Sometimes you have a campaign that people either love or hate. The reactions to this campaign varied so much that at one point I even considered leaving it out of my book. At Saatchi New York they all hate it. But… at Mother New York they love it. On adsoftheworld.com I nearly got death threats for making this campaign. But on newcreatives.com it became ‘best of’. And when I came back to Hamburg my headmaster Niklas and some creative directors from Jung von Matt love it. The reason that I kept it in is because I still love it, no matter what anybody else says. Is it stubborn? Well, it’s good to listen to opinions of experienced creative directors, but in the end you cannot satisfy anybody so then you have to go for ideas that you believe in yourself.
And there’s a big story behind it. I made this campaign with Andres Maldonado at the first assignment for our class at Saatchi Stockholm. Our teacher Adam Kerj picked this 360-idea out of 15 campaigns that we made for Lego. We kept working on this campaign during the whole quarter. It took us so much work that we didn’t make anything else for this class.

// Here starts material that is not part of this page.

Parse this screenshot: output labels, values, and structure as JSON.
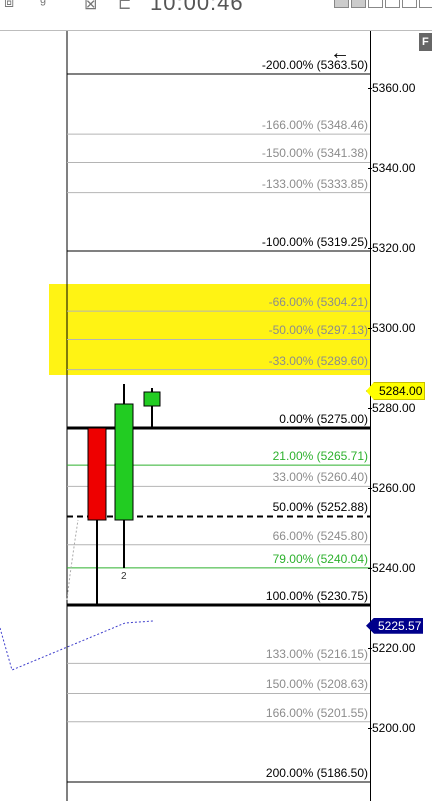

First of all we had to think of 3x50 ideas of what to do with just three Lego bricks. So Andres got his old Lego from the attic and we just started playing with it. Every time we had another creation we made a photograph of it and we named every file after what it’s supposed to be. And it became more difficult to come up with new ideas every time. In the end we were sitting in a coffee bar to come up with the last creations. You have to do weird stuff for the Miami Ad School sometimes, but I’m surprised that nobody called the lunatic asylum when they saw two fairly grown-up men playing with three Lego bricks and making pictures of them. These photographs were just examples. Later on a friend of Andres, who is a photographer, photographed all of the creations again in a studio. Andres once forgot one of the three bricks. So in the middle of the night I had to go to the other side of Stockholm to bring them. It must have looked like a dealing drugs at the station, but it was three Lego-bricks that we exchanged.
This campaign was spread on so many websites with (by mistake) the name of Saatchi Stockholm under it, that the Swedish agency got a phonecall from the client about it. There’s even an article about the campaign published in a French magazine.